Hi,
On 8/19/19 6:16 AM, Ján Tomko wrote:
On Sun, Aug 18, 2019 at 06:45:29PM -0300, Daniel Henrique Barboza
wrote:
> For some architectures and setups, device removal can take
> longer than the default 5 seconds. This results in commands
> such as 'virsh setvcpus' to fire timeout messages even if
> the actual operation happened in the guest, causing confusion
> for the user.
>
The commit that introduced this error message:
commit e3229f6e4461cd1721dc68a32e16ab1718ae716e
qemu: hotplug: Add support for VCPU unplug
specifically says that we treat this differently than regular device
detach:
As the new code is using device_del all the implications of using it
are present.

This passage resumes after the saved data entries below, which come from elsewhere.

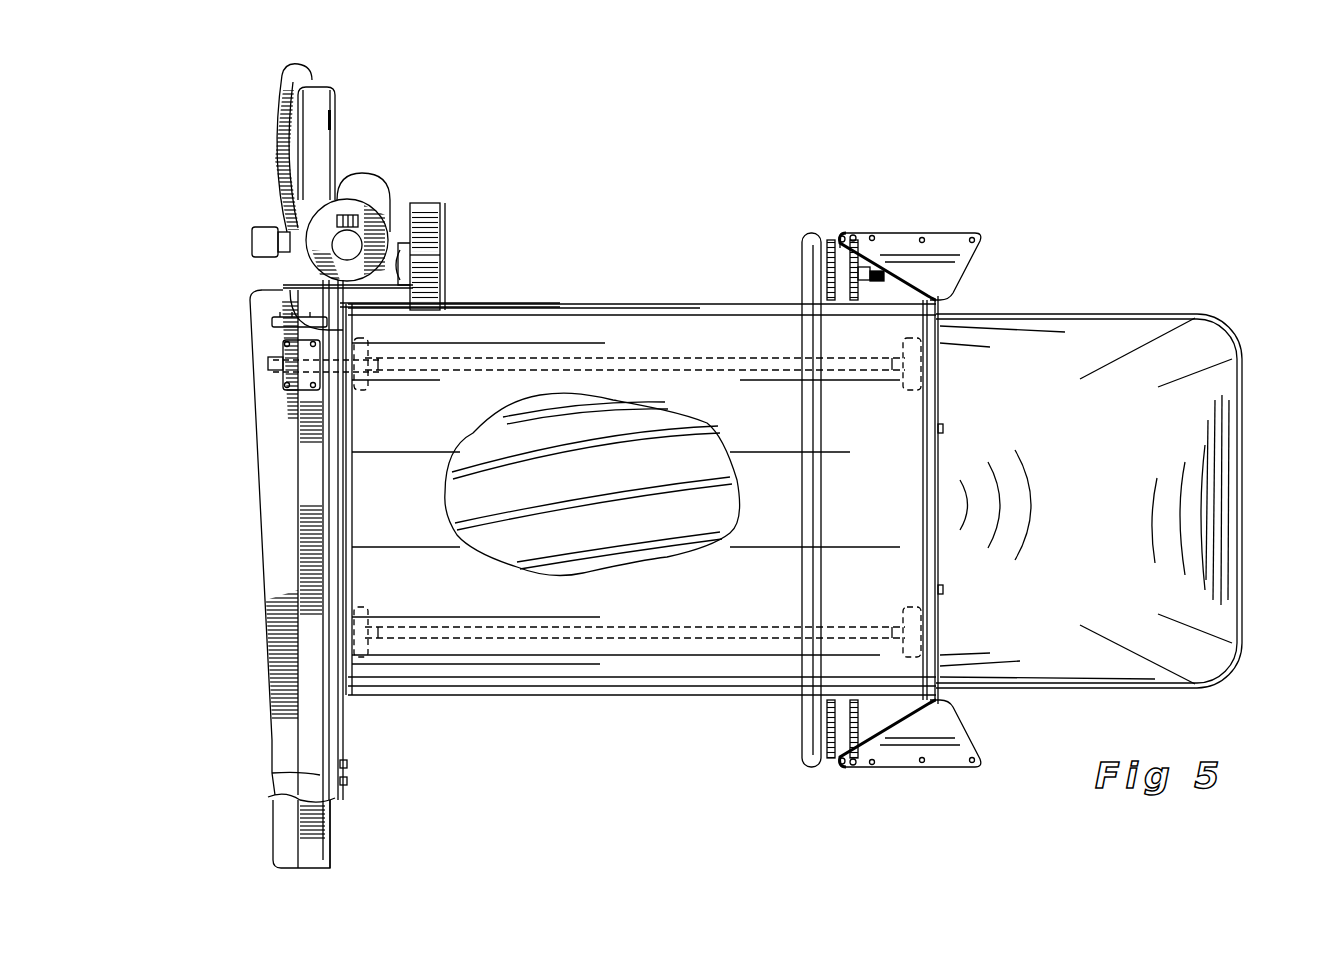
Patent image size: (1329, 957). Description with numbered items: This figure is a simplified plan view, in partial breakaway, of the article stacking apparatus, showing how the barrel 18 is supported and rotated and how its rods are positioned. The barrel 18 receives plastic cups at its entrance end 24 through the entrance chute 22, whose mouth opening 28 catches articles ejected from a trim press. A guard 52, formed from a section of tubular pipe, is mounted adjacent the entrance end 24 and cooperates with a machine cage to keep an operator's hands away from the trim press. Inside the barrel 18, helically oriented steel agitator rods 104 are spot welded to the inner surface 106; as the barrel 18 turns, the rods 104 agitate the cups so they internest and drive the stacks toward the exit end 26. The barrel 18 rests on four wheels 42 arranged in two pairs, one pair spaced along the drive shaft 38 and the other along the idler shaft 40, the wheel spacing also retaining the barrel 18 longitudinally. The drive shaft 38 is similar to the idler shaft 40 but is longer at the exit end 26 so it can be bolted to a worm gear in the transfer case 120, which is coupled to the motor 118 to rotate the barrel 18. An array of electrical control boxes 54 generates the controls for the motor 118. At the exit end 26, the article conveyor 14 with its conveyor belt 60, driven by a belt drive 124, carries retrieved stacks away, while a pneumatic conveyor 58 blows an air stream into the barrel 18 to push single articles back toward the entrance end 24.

The article conveyor 14 is at (262, 78).
The barrel 18 is at (567, 320).
The entrance chute 22 is at (1135, 312).
The entrance end 24 is at (1010, 343).
The exit end 26 is at (318, 492).
The mouth opening 28 is at (1140, 420).
The drive shaft 38 is at (485, 355).
The idler shaft 40 is at (468, 640).
The wheels 42 is at (368, 352).
The guard 52 is at (806, 762).
The array of electrical control boxes 54 is at (432, 205).
The pneumatic conveyor 58 is at (360, 198).
The conveyor belt 60 is at (320, 108).
The agitator rods 104 is at (512, 462).
The inner surface 106 is at (638, 477).
The motor 118 is at (262, 307).
The transfer case 120 is at (262, 372).
The belt drive 124 is at (272, 116).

Contrary to the device deletion code, the vcpu deletion
code fails if the unplug request is not executed in time.
Technically, we already did execute the unplug request so we lie to the
user saying "operation failed".
Maybe we can revisit the decision? [cc-ing pkrempa who added this]
I have thought about making setvcpus asynchronous when it is a
device_del operation. This would be more code (perhaps a new command
to do that? Or a --asynchronous option?), and we can set user expectations
properly by making it clear that this is a unplug request command, and the
user will need to check the result personally in the guest.

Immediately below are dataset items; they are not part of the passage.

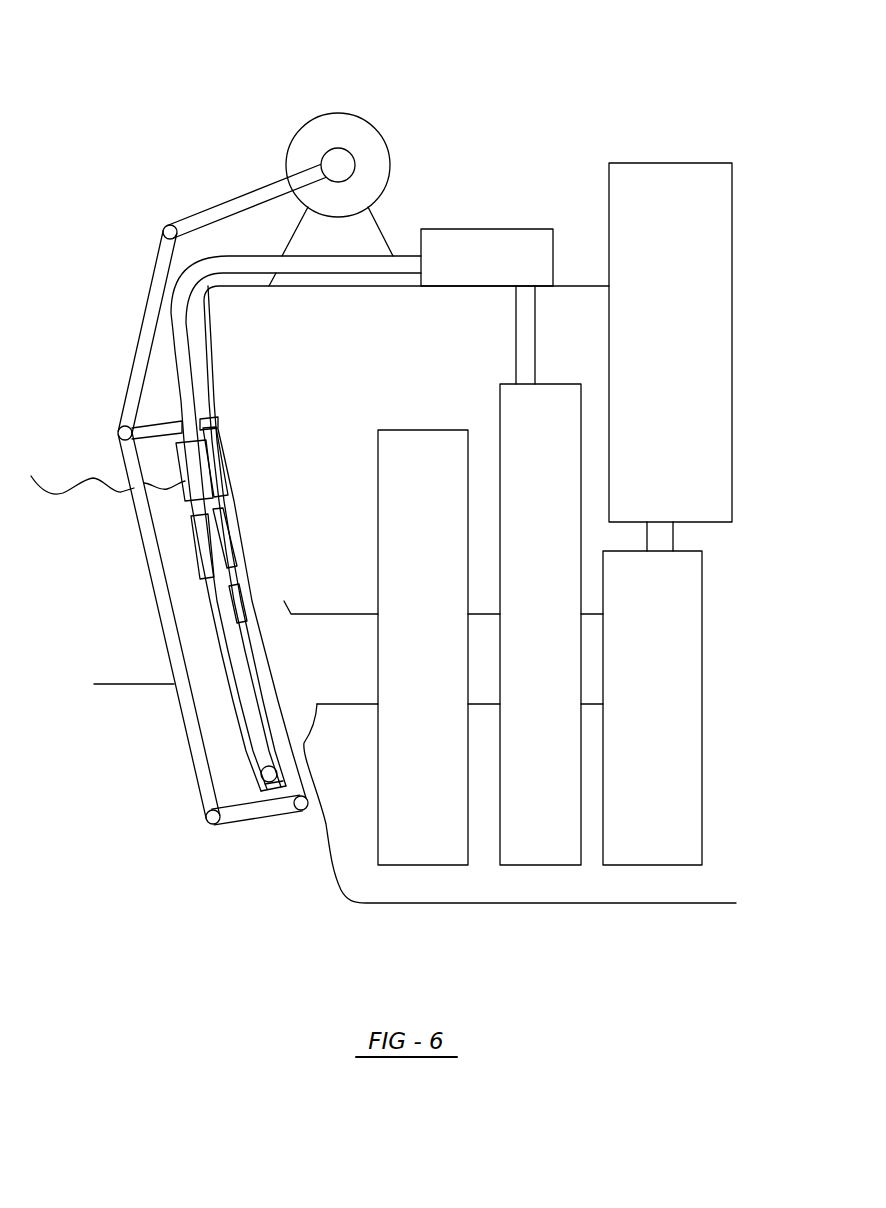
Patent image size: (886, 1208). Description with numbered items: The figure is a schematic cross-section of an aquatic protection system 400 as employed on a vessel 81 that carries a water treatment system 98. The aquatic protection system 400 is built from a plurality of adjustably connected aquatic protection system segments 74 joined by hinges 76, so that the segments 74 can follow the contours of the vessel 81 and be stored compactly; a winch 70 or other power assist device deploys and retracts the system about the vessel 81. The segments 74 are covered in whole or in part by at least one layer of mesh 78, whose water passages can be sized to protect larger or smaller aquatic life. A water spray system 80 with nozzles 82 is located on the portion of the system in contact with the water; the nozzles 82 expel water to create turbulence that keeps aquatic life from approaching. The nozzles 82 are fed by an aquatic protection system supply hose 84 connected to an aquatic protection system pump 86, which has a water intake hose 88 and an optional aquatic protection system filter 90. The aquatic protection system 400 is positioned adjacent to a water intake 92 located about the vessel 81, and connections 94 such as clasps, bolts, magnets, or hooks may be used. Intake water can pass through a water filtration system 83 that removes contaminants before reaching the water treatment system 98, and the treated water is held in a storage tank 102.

The winch 70 is at (323, 112).
The aquatic protection system segments 74 is at (250, 188).
The hinges 76 is at (162, 231).
The mesh 78 is at (172, 668).
The water spray system 80 is at (237, 720).
The vessel 81 is at (581, 285).
The nozzles 82 is at (257, 747).
The water filtration system 83 is at (110, 687).
The aquatic protection system supply hose 84 is at (357, 255).
The aquatic protection system pump 86 is at (483, 228).
The water intake hose 88 is at (534, 333).
The aquatic protection system filter 90 is at (545, 864).
The water intake 92 is at (302, 742).
The connections 94 is at (233, 613).
The water treatment system 98 is at (703, 735).
The storage tank 102 is at (731, 385).
The aquatic protection system 400 is at (116, 735).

But then, if we are prepared to tell the user "go check yourself" we can
simply
change the current timeout message to say "vcpu unplug [...] timeout,
check unplug status in the guest". This would be clearer, and the user
wouldn't automatically assume that timeout == operation failed.
Another thing we can do, instead of exposing the option to the user (which
has a good potential for disaster - hence why I added a minimal value), is
to simply set the timeout to a greater value (10? 15?) and be done with it.

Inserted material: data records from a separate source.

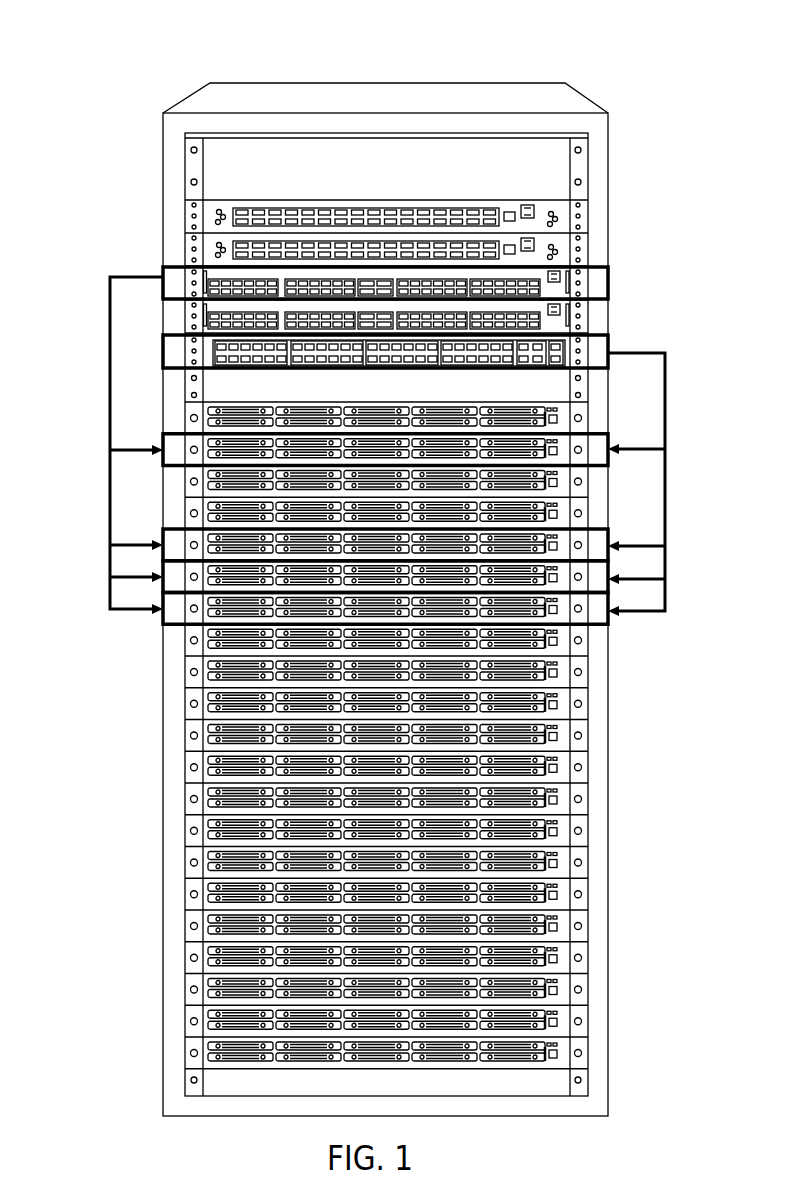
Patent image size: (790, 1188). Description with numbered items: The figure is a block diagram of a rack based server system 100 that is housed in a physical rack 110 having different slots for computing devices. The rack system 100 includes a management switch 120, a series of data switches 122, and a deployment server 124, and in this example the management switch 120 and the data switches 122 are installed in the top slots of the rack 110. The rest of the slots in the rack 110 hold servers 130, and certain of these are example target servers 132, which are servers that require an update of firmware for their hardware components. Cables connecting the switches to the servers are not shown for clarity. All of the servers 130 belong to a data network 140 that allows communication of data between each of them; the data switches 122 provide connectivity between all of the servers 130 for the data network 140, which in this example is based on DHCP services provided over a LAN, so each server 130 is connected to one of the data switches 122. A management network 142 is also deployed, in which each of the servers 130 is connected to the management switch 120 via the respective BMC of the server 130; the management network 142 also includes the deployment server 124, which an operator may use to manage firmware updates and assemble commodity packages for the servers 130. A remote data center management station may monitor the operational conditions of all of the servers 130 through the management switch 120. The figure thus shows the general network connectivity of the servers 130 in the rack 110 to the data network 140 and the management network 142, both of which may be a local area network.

The rack based server system 100 is at (162, 50).
The rack 110 is at (163, 155).
The management switch 120 is at (185, 352).
The data switches 122 is at (185, 283).
The deployment server 124 is at (185, 455).
The servers 130 is at (185, 517).
The target servers 132 is at (185, 550).
The data network 140 is at (110, 432).
The management network 142 is at (665, 483).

If we set the timeout to 15 seconds and change the timeout message to
let the user know "we don't know, you'll need to check", like I said
above,
we have more resilience and will not alarm the user if a timeout still
occurs.
We'll also avoid exposing the timeout configuration like I'm doing here.
> This patch adds a new qemu.conf parameter called
'unplug_timeout'
> to handle these cases. If left unset, the current default
> timeout is used. To avoid user 'experimentation' with small
> timeouts, the current timeout is also the minimal value
> allowed.
>
The reason for this timeout is that we originally promised something
that we cannot deliver - a synchronous device detach API, while the
operation itself is asynchronous. I'm not a fan of exposing it and
making it configurable.
> Signed-off-by: Daniel Henrique Barboza <danielhb413(a)gmail.com>
> ---
> src/qemu/libvirtd_qemu.aug | 3 +++
> src/qemu/qemu.conf | 4 ++++
> src/qemu/qemu_conf.c | 26 ++++++++++++++++++++++++++
> src/qemu/qemu_conf.h | 5 +++++
> src/qemu/qemu_driver.c | 2 ++
> src/qemu/test_libvirtd_qemu.aug.in | 1 +
> 6 files changed, 41 insertions(+)
>
[...]
> diff --git a/src/qemu/qemu_conf.h b/src/qemu/qemu_conf.h
> index 0cbddd7a9c..29824e4e35 100644
> --- a/src/qemu/qemu_conf.h
> +++ b/src/qemu/qemu_conf.h
> @@ -214,6 +214,8 @@ struct _virQEMUDriverConfig {
> gid_t swtpm_group;
>
> char **capabilityfilters;
> +
> + unsigned int unplugTimeout;
> };
>
> /* Main driver state */
> @@ -294,6 +296,9 @@ struct _virQEMUDriver {
>
> /* Immutable pointer, self-locking APIs */
> virHashAtomicPtr migrationErrors;
> +
> + /* Immutable value */
> + unsigned int unplugTimeout;
> };
>
Why store this value twice?
I wanted the value to be available at the driver object, but saw that the
parsing of the reading file put stuff in config.
However, just realized that we get to the cfg via qemu_driver->config
(as long as the lock is being held, which I think it's the case for all
unplug
operations).
In case we still want this configurable timeout solution, I'll fix this
in the
next spin.
Thanks,
DHB
Jano